OpenAI integrates real-time credits for Codex and Sora | Keryc
In recent months, Sora and Codex grew faster than expected. Users found value and then ran into a brake: rate limits. Sound familiar? That moment when you're about to take the next step and the platform tells you "come back later".
What changed for Sora and Codex
OpenAI decided hard caps were a poor experience when people are active and creating. The solution wasn't to raise limits indefinitely or to bill from the first token. Instead, they built a real-time access engine that mixes per-second limits with paid credits.
The core idea is simple in experience: when you approach a limit, the system can use credits to let you keep working. For you, it's almost invisible: you continue using the tool without interruptions. But under the hood there's a lot of logic to make that fair, correct, and auditable.
How the new access layer works
Think of it as a cascade of decisions: instead of asking "is this allowed?", the system asks "how much is allowed and where does it come from?" Each request goes through the same evaluation path that looks, in real time, at rate-limit windows and credit balances.
If usage is within the limit, it proceeds. If it exceeds the limit, the system checks credits and decides instantly whether it can consume them. Credit consumption is verified in real time so you aren't surprised by sudden blocks. Then the balance adjustment settles asynchronously but with logs that allow everything to be verified.
It's not magic: it's a hybrid model where limits, free tiers, promo credits, and enterprise contracts are just layers of the same decision stack. For you this means continuity; for the product, control and fairness.
Three records that make the system auditable
To prove charges are correct, the system keeps and links three datasets:
Product usage logs: what you actually did (calls, tokens, actions).
Monetization events: what you'll be charged for that usage.
Balance updates: how your credits are changed and why.
Each event carries a stable idempotency key, so retries or restarts don't cause double charges. Also, the balance reduction and the insertion of the balance record are done in a single atomic transaction, serialized per account, to avoid spending races.
They accept a small delay in the visible balance update to build this audit trail. If that latency causes the system to briefly overdraft you, an automatic refund is issued. In other words: they prefer demonstrable correction and user trust over immediate punishment.
Why not use an external platform
They evaluated third-party billing and metering solutions. Those platforms are good for invoices and reports, but they fail in two critical ways for interactive products:
They don't know instantly whether you have credit when you hit a limit. Deferred counting causes surprise blocks and inconsistent balances.

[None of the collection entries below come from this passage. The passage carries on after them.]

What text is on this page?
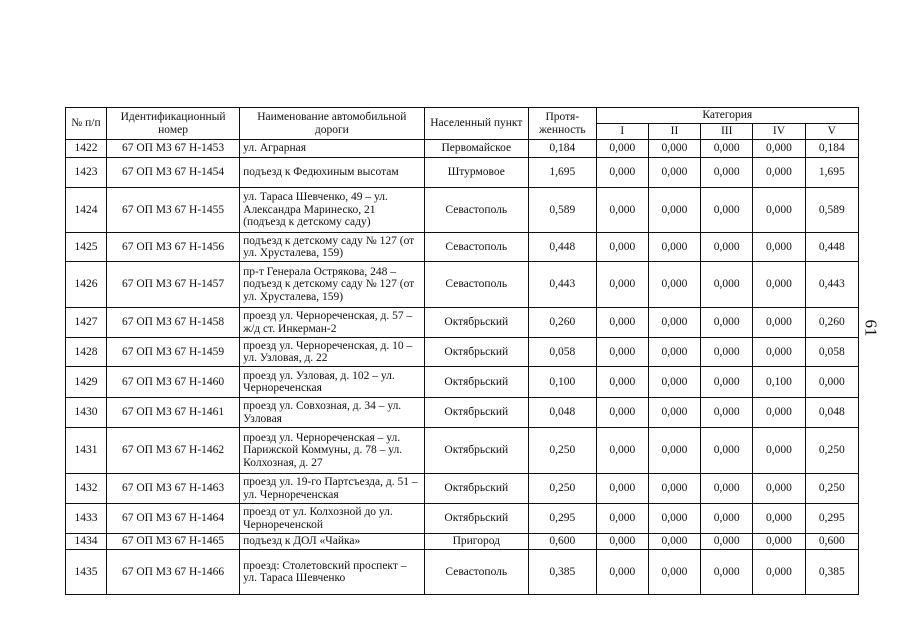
№ п/п	Идентификационный номер	Наименование автомобильной дороги	Населенный пункт	Протя-женность	Категория				
					I	II	III	IV	V
1422	67 ОП МЗ 67 Н-1453	ул. Аграрная	Первомайское	0,184	0,000	0,000	0,000	0,000	0,184
1423	67 ОП МЗ 67 Н-1454	подъезд к Федюхиным высотам	Штурмовое	1,695	0,000	0,000	0,000	0,000	1,695
1424	67 ОП МЗ 67 Н-1455	ул. Тараса Шевченко, 49 – ул. Александра Маринеско, 21 (подъезд к детскому саду)	Севастополь	0,589	0,000	0,000	0,000	0,000	0,589
1425	67 ОП МЗ 67 Н-1456	подъезд к детскому саду № 127 (от ул. Хрусталева, 159)	Севастополь	0,448	0,000	0,000	0,000	0,000	0,448
1426	67 ОП МЗ 67 Н-1457	пр-т Генерала Острякова, 248 – подъезд к детскому саду № 127 (от ул. Хрусталева, 159)	Севастополь	0,443	0,000	0,000	0,000	0,000	0,443
1427	67 ОП МЗ 67 Н-1458	проезд ул. Чернореченская, д. 57 – ж/д ст. Инкерман-2	Октябрьский	0,260	0,000	0,000	0,000	0,000	0,260
1428	67 ОП МЗ 67 Н-1459	проезд ул. Чернореченская, д. 10 – ул. Узловая, д. 22	Октябрьский	0,058	0,000	0,000	0,000	0,000	0,058
1429	67 ОП МЗ 67 Н-1460	проезд ул. Узловая, д. 102 – ул. Чернореченская	Октябрьский	0,100	0,000	0,000	0,000	0,100	0,000
1430	67 ОП МЗ 67 Н-1461	проезд ул. Совхозная, д. 34 – ул. Узловая	Октябрьский	0,048	0,000	0,000	0,000	0,000	0,048
1431	67 ОП МЗ 67 Н-1462	проезд ул. Чернореченская – ул. Парижской Коммуны, д. 78 – ул. Колхозная, д. 27	Октябрьский	0,250	0,000	0,000	0,000	0,000	0,250
1432	67 ОП МЗ 67 Н-1463	проезд ул. 19-го Партсъезда, д. 51 – ул. Чернореченская	Октябрьский	0,250	0,000	0,000	0,000	0,000	0,250
1433	67 ОП МЗ 67 Н-1464	проезд от ул. Колхозной до ул. Чернореченской	Октябрьский	0,295	0,000	0,000	0,000	0,000	0,295
1434	67 ОП МЗ 67 Н-1465	подъезд к ДОЛ «Чайка»	Пригород	0,600	0,000	0,000	0,000	0,000	0,600
1435	67 ОП МЗ 67 Н-1466	проезд: Столетовский проспект – ул. Тараса Шевченко	Севастополь	0,385	0,000	0,000	0,000	0,000	0,385
61
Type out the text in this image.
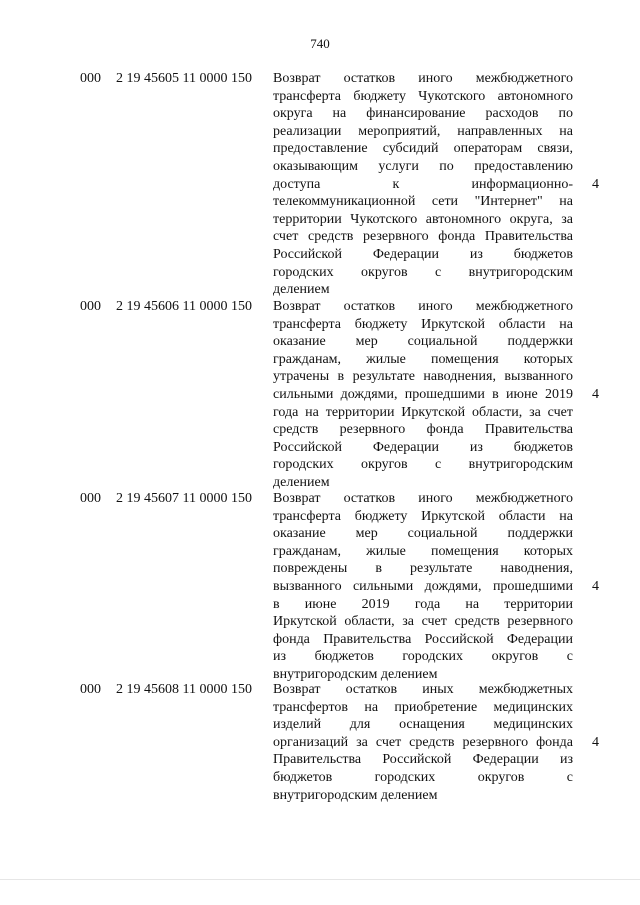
740
000 2 19 45605 11 0000 150 Возврат остатков иного межбюджетного
трансферта бюджету Чукотского автономного
округа на финансирование расходов по
реализации мероприятий, направленных на
предоставление субсидий операторам связи,
оказывающим услуги по предоставлению
доступа к информационно-
телекоммуникационной сети "Интернет" на
территории Чукотского автономного округа, за
счет средств резервного фонда Правительства
Российской Федерации из бюджетов
городских округов с внутригородским
делением
4
000 2 19 45606 11 0000 150 Возврат остатков иного межбюджетного
трансферта бюджету Иркутской области на
оказание мер социальной поддержки
гражданам, жилые помещения которых
утрачены в результате наводнения, вызванного
сильными дождями, прошедшими в июне 2019
года на территории Иркутской области, за счет
средств резервного фонда Правительства
Российской Федерации из бюджетов
городских округов с внутригородским
делением
4
000 2 19 45607 11 0000 150 Возврат остатков иного межбюджетного
трансферта бюджету Иркутской области на
оказание мер социальной поддержки
гражданам, жилые помещения которых
повреждены в результате наводнения,
вызванного сильными дождями, прошедшими
в июне 2019 года на территории
Иркутской области, за счет средств резервного
фонда Правительства Российской Федерации
из бюджетов городских округов с
внутригородским делением
4
000 2 19 45608 11 0000 150 Возврат остатков иных межбюджетных
трансфертов на приобретение медицинских
изделий для оснащения медицинских
организаций за счет средств резервного фонда
Правительства Российской Федерации из
бюджетов городских округов с
внутригородским делением
4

They don't provide the on-demand transparency needed to explain why a request was allowed or blocked and how much it consumed.
To avoid those visible failures when the user is most engaged, they chose an internal solution that integrates decisions, counting, and observability in the same path.
Real benefits for users and teams
So what do you get in practice? Several things:
Fewer interruptions: you won't get cut off mid-creative session by a rigid ceiling.
Trust: charges are demonstrable and there's a trail that explains every adjustment.
Predictability: a single evaluation path avoids different behaviors across teams and products.
Flexibility: you can explore without paying from the first token, but also scale when real demand appears.
For product teams, it also means less duplicated logic between services and a common foundation to extend this model to other products.
Building this wasn't just engineering; it was prioritizing the user experience. When you're creating or developing, the last thing you want is to wonder whether a call will go through or whether you'll be overcharged.
What's next
The platform is designed to scale to more products. Sora and Codex are just the beginning: an infrastructure that treats correctness as a feature allows continuous and transparent access where people need it most.
Think of a coding session or a creative project that flows without unexpected stalls. That's the promise: smart limits that protect system capacity and credits that appear when you need them, without you having to worry about reconciliations or surprise charges.